Lines 284-285: The notion is similar to that for text in lines 235-240, for better understanding it is worth showing the schemes of BbsI and NsiI-linearized fragments. Moreover, BbsI site is not even shown on the map in Suppl fig1B.
Section 3.4 starts with the text refereeing to Fig4a, and then continues with the text for Fig.5, but Fig4c is not discussed.

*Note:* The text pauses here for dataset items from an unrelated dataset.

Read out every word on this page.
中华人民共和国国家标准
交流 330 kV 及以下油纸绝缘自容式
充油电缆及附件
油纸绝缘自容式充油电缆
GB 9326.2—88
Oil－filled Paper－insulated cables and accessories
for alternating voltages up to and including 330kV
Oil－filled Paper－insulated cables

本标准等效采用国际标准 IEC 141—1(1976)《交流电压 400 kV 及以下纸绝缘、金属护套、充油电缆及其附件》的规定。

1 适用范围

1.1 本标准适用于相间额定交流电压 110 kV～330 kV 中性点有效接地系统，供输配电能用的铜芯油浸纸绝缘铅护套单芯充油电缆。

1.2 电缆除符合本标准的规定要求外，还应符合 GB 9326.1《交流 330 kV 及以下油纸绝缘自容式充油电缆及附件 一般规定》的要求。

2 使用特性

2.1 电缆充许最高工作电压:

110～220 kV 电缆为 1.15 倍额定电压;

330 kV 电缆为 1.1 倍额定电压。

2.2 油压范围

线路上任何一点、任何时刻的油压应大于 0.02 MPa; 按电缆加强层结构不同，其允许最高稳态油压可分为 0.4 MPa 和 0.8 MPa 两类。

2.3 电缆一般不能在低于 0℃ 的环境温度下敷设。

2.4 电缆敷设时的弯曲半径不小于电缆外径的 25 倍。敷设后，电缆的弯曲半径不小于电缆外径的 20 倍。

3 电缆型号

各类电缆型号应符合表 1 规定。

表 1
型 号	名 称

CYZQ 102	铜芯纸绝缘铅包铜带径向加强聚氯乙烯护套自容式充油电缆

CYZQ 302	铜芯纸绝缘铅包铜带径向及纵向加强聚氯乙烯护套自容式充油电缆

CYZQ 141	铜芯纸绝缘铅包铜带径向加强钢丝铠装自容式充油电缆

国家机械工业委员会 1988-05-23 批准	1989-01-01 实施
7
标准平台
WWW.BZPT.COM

In fact, authors have not shown correct knock-in of the reporter into GAPDH locus. When knock-in efficiency is low, the PCR-based detection of the correct integration may be not sensitive enough. In order to increase the sensitivity of the system authors could apply the antibiotic selection to enrich for cells with integrated Neo cassette and to reduce the number of cells with transient expression of reporter genes. That might help to detect cells with correct knock-in by genomic PCR.
Author Response
Please see the attachment
Author Response File: Author Response.pdf
Round 2
Reviewer 2 Report
The authors provided text to my suggestions, however, did not provide any answer or made the MS better. I am afraid, the MS still is a plain description of a failed HDR donor assembly in no context to CRISPR HDR as claimed in the title.
I appreciate it is interesting that few/some promoter-less reporters do allow transcription/translation or do catch a neighbouring promoter by random insertion. However, the vast majority of "promoter less" HDR donors actually is not and will never be expressed unless properly recombined. The conclusion derived from some outlying examples is not substantial, and even with best intentions I cannot warrant accepting this MS as a solid scientific story.
I am afraid but I have to stick to my previous decision and recommend rejection of the MS.